Might I take a moment to reflect on how time is flying. During the week, Dr B and I attended the school sports assembly. It was YoungB’s last such event, which is a somewhat sobering thought. We were delighted that the guest speaker was a rower; an Olympic finalist, what’s more. She spoke about the mental strength required to be an elite athlete. YoungB has yet to reach quite her level of mental strength but he has already proved that he can be focused and that he’s willing to put in a lot of hours to train for high level achievements. Fittingly, his prowess as a rower was recognised with the presentation of a Blue, the school’s highest sporting award.
The criteria are:
- Involvement in, service to and leadership of the sport;
- Commitment to the greater school sporting program;
- General attitude towards the school’s academic program; and
- Attributes as a role model.
We know our son with all his faults and quirky little ways and we know that he well deserved that recognition. His participation in and contribution to the school as a rower and all-round sportsman has been remarkable, especially to us, because when he started at the school, nobody would have picked him as a sporting type. He had a few physical handicaps, albeit minor but certainly drawbacks to sporting achievement, so the discovery of rowing was better than winning the lottery.
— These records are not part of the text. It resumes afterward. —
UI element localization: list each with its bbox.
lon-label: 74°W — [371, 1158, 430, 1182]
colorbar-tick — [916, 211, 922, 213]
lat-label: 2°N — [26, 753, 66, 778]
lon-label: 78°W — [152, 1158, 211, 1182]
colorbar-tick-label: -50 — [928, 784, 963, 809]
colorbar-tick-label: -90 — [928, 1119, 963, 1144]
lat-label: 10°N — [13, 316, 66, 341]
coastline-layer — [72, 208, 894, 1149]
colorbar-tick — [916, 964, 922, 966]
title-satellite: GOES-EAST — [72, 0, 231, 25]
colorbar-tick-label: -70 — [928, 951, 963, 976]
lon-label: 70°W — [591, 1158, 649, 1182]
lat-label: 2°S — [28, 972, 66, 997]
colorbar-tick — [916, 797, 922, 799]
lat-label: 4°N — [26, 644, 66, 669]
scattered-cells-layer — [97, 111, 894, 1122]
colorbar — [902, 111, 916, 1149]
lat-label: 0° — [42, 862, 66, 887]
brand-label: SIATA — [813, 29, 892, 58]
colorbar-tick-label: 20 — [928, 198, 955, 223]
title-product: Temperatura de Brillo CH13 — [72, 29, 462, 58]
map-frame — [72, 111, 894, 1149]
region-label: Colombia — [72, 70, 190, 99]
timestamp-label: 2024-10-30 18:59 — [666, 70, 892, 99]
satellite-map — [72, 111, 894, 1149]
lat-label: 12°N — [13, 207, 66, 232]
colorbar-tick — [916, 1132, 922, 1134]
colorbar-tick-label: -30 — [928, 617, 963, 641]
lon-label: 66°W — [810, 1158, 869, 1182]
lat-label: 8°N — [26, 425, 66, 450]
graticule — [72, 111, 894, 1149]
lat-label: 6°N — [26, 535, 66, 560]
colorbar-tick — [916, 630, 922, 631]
He is, as the citation suggested, a much-decorated rower and he has held a number of academic and sporting leadership positions throughout the five years he has been at the school. He is presently coaching junior rowers at a four-day camp, up on the big River. He will continue his association with the school, much as several of the other coaches are doing. When I waved him off and said I hoped he’d have a good time his response was along the lines of, “Four days torturing little kids? Sounds great!” Uh, I’m not entirely certain that that’s in the true spirit of a Blue!